We’ve known for quite a while now that the implosion of Venezuela’s government has brought with it the collapse of their oil industry. Dictator Nicolas Maduro looted the state oil production facilities and facilitated their collapse. Despite having the largest proven oil reserves on the planet, production has nearly ground to a halt. But just how bad have things gotten? In the past couple of months, their total output has been exceeded by the state of North Dakota. (Wall Stree Journal, subscription required)

You know things are bad when North Dakota zooms past you.

Venezuela, by some measures home to the world’s largest crude reserves, saw oil output drop in September to a four-decade low of 1.17 million barrels. The same month saw North Dakota, owner of the Guinness World Record for the most snow angels, produce a record of nearly 1.3 million barrels.

Fracking technology accounts for North Dakota’s ascent, but so does bad policy. Go back to 2000, Hugo Chávez’s first full year in power, and Venezuela pumped nearly 3.2 million barrels a day, or about 33 times what North Dakota managed.

While this provides a grimly humorous way to point out Venezuela’s failure, it’s worth pointing out that the other factor in this comparison is that fracking in North Dakota has succeeded to the point where they’re producing more oil and natural gas than they can ship. (Tip to Washington… we really need to get back to work on a couple more pipelines there.)

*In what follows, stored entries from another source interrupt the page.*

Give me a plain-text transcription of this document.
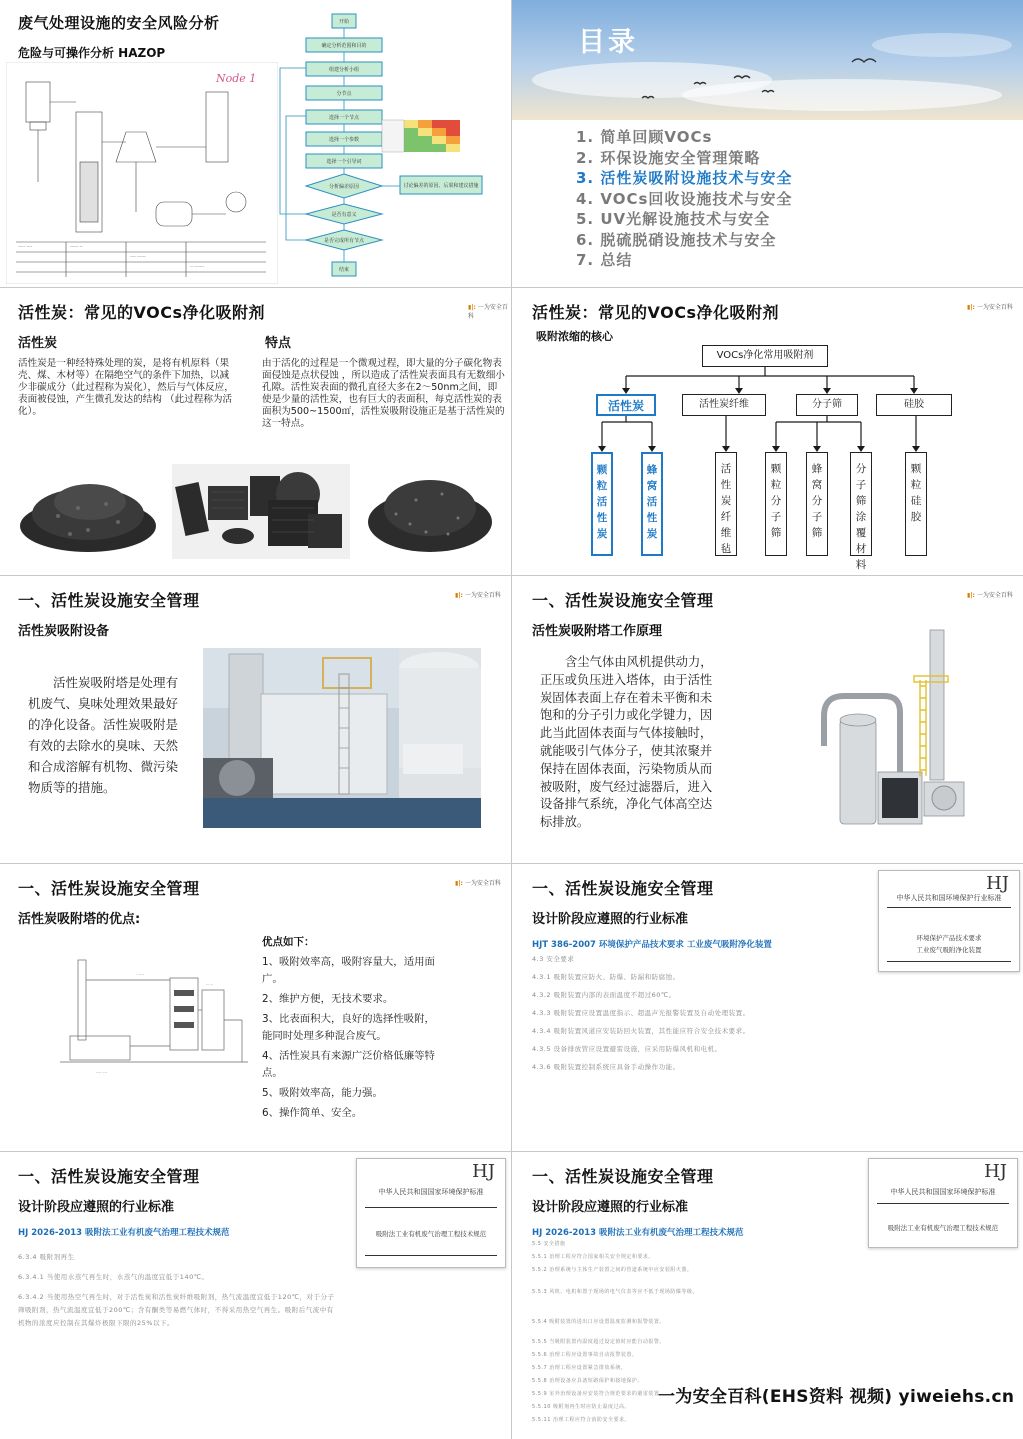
废气处理设施的安全风险分析
危险与可操作分析 HAZOP
----- ----	------ --
---- ------
-- -------
Node 1
开始
确定分析范围和目的
组建分析小组
分节点
选择一个节点
选择一个参数
选择一个引导词
分析偏差原因
是否有意义
是否完成所有节点
结束
讨论偏差的原因、后果和建议措施
目录
1. 简单回顾VOCs
2. 环保设施安全管理策略
3. 活性炭吸附设施技术与安全
4. VOCs回收设施技术与安全
5. UV光解设施技术与安全
6. 脱硫脱硝设施技术与安全
7. 总结
活性炭：常见的VOCs净化吸附剂	▮|: 一为安全百科
活性炭	特点
活性炭是一种经特殊处理的炭，是将有机原料（果壳、煤、木材等）在隔绝空气的条件下加热，以减少非碳成分（此过程称为炭化），然后与气体反应，表面被侵蚀，产生微孔发达的结构 （此过程称为活化）。
由于活化的过程是一个微观过程，即大量的分子碳化物表面侵蚀是点状侵蚀 ，所以造成了活性炭表面具有无数细小孔隙。活性炭表面的微孔直径大多在2～50nm之间，即使是少量的活性炭，也有巨大的表面积，每克活性炭的表面积为500~1500㎡，活性炭吸附设施正是基于活性炭的这一特点。
活性炭：常见的VOCs净化吸附剂	▮|: 一为安全百科
吸附浓缩的核心
VOCs净化常用吸附剂
活性炭	活性炭纤维	分子筛	硅胶
颗粒活性炭
蜂窝活性炭
活性炭纤维毡
颗粒分子筛
蜂窝分子筛
分子筛涂覆材料
颗粒硅胶
一、活性炭设施安全管理	▮|: 一为安全百科
活性炭吸附设备
活性炭吸附塔是处理有机废气、臭味处理效果最好的净化设备。活性炭吸附是有效的去除水的臭味、天然和合成溶解有机物、微污染物质等的措施。
一、活性炭设施安全管理	▮|: 一为安全百科
活性炭吸附塔工作原理
含尘气体由风机提供动力，正压或负压进入塔体，由于活性炭固体表面上存在着未平衡和未饱和的分子引力或化学键力，因此当此固体表面与气体接触时，就能吸引气体分子，使其浓聚并保持在固体表面，污染物质从而被吸附，废气经过滤器后，进入设备排气系统，净化气体高空达标排放。
一、活性炭设施安全管理	▮|: 一为安全百科
活性炭吸附塔的优点:
- ----
-- --
---- ---
优点如下：
1、吸附效率高，吸附容量大，适用面广。
2、维护方便，无技术要求。
3、比表面积大，良好的选择性吸附，能同时处理多种混合废气。
4、活性炭具有来源广泛价格低廉等特点。
5、吸附效率高，能力强。
6、操作简单、安全。
一、活性炭设施安全管理
设计阶段应遵照的行业标准
HJT 386-2007 环境保护产品技术要求 工业废气吸附净化装置
4.3 安全要求
4.3.1 吸附装置应防火、防爆、防漏和防腐蚀。
4.3.2 吸附装置内部的表面温度不超过60℃。
4.3.3 吸附装置应设置温度指示、超温声光报警装置及自动处理装置。
4.3.4 吸附装置风道应安装防回火装置，其性能应符合安全技术要求。
4.3.5 设备排放管应设置避雷设施，应采用防爆风机和电机。
4.3.6 吸附装置控制系统应具备手动操作功能。
HJ
中华人民共和国环境保护行业标准
环境保护产品技术要求
工业废气吸附净化装置
一、活性炭设施安全管理
设计阶段应遵照的行业标准
HJ 2026-2013 吸附法工业有机废气治理工程技术规范
6.3.4 吸附剂再生
6.3.4.1 当使用水蒸气再生时，水蒸气的温度宜低于140℃。
6.3.4.2 当使用热空气再生时，对于活性炭和活性炭纤维吸附剂，热气流温度宜低于120℃，对于分子
筛吸附剂，热气流温度宜低于200℃；含有酮类等易燃气体时，不得采用热空气再生。吸附后气流中有
机物的浓度应控制在其爆炸极限下限的25%以下。
HJ
中华人民共和国国家环境保护标准
吸附法工业有机废气治理工程技术规范
一、活性炭设施安全管理
设计阶段应遵照的行业标准
HJ 2026-2013 吸附法工业有机废气治理工程技术规范
5.5 安全措施
5.5.1 治理工程应符合国家相关安全规定和要求。
5.5.2 治理系统与主体生产装置之间的管道系统中应安装阻火器。
5.5.3 风机、电机和置于现场的电气仪表等应不低于现场防爆等级。
5.5.4 吸附装置的进出口应设置温度监测和报警装置。
5.5.5 当吸附装置内温度超过设定值时应能自动报警。
5.5.6 治理工程应设置事故自动报警装置。
5.5.7 治理工程应设置紧急排放系统。
5.5.8 治理设备应具备短路保护和接地保护。
5.5.9 室外治理设备应安装符合规范要求的避雷装置。
5.5.10 吸附剂再生时应防止温度过高。
5.5.11 治理工程应符合消防安全要求。
HJ
中华人民共和国国家环境保护标准
吸附法工业有机废气治理工程技术规范
一为安全百科(EHS资料 视频) yiweiehs.cn
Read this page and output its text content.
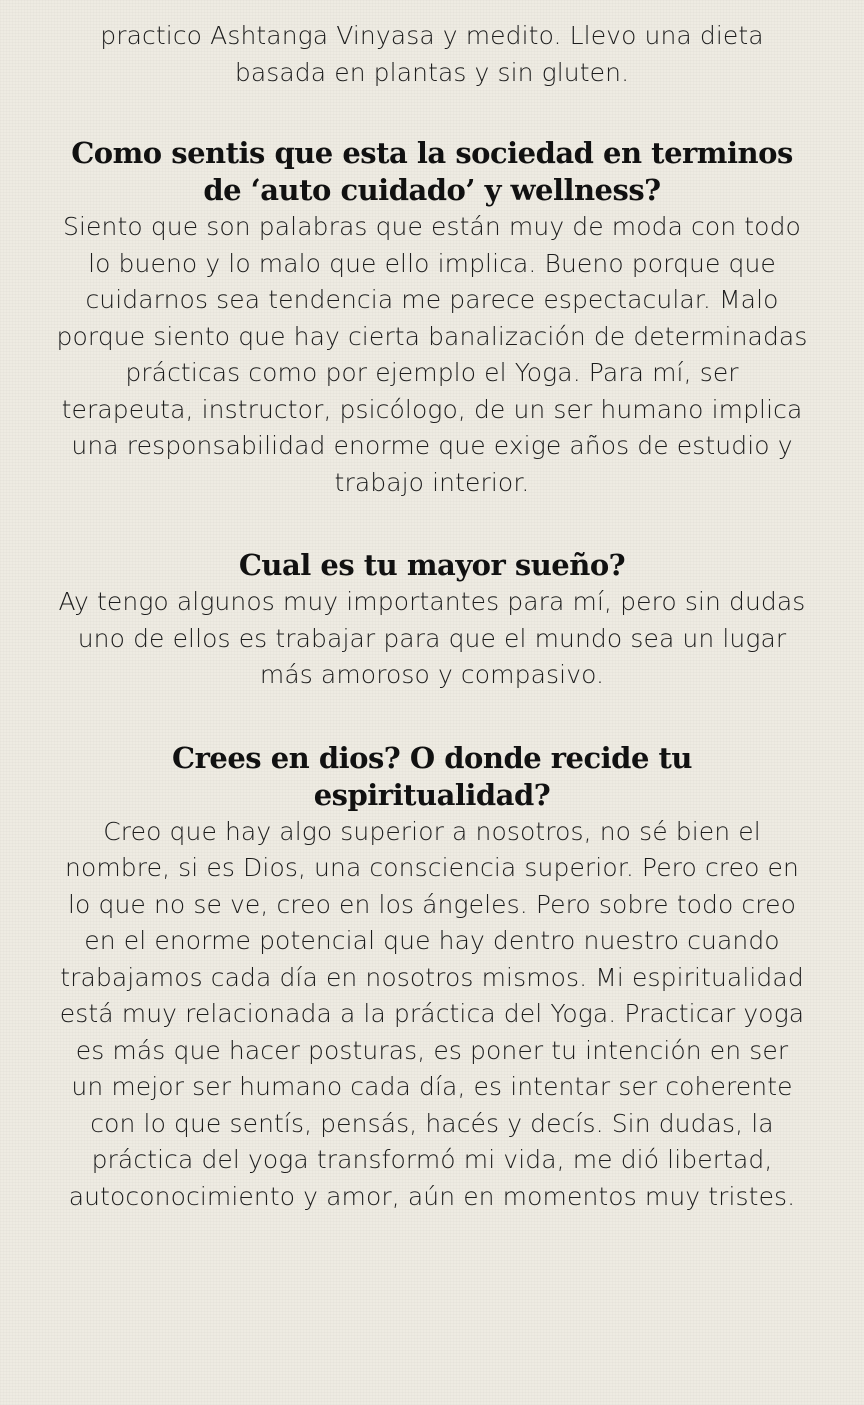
practico Ashtanga Vinyasa y medito. Llevo una dieta basada en plantas y sin gluten.

Como sentis que esta la sociedad en terminos de ‘auto cuidado’ y wellness?

Siento que son palabras que están muy de moda con todo lo bueno y lo malo que ello implica. Bueno porque que cuidarnos sea tendencia me parece espectacular. Malo porque siento que hay cierta banalización de determinadas prácticas como por ejemplo el Yoga. Para mí, ser terapeuta, instructor, psicólogo, de un ser humano implica una responsabilidad enorme que exige años de estudio y trabajo interior.

Cual es tu mayor sueño?

Ay tengo algunos muy importantes para mí, pero sin dudas uno de ellos es trabajar para que el mundo sea un lugar más amoroso y compasivo.

Crees en dios? O donde recide tu espiritualidad?

Creo que hay algo superior a nosotros, no sé bien el nombre, si es Dios, una consciencia superior. Pero creo en lo que no se ve, creo en los ángeles. Pero sobre todo creo en el enorme potencial que hay dentro nuestro cuando trabajamos cada día en nosotros mismos. Mi espiritualidad está muy relacionada a la práctica del Yoga. Practicar yoga es más que hacer posturas, es poner tu intención en ser un mejor ser humano cada día, es intentar ser coherente con lo que sentís, pensás, hacés y decís. Sin dudas, la práctica del yoga transformó mi vida, me dió libertad, autoconocimiento y amor, aún en momentos muy tristes.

But North Dakota is still only one state and its oil fields don’t even cover two-thirds of its 70,000 square miles. By comparison, Venezuela stretches out over 350,000 square miles. The magnitude of North Dakota’s success is overshadowed by the depth of Venezuela’s failure, and the fault for that collapse of one of the world’s formerly largest oil producers falls squarely on the shoulders of Nicolas Maduro and the inevitable collapse of socialism in his country.

Venezuela’s oil industry could still be humming along today and financing the social programs the people rely on to survive. But such are the wages of corruption and the history of socialism around the globe.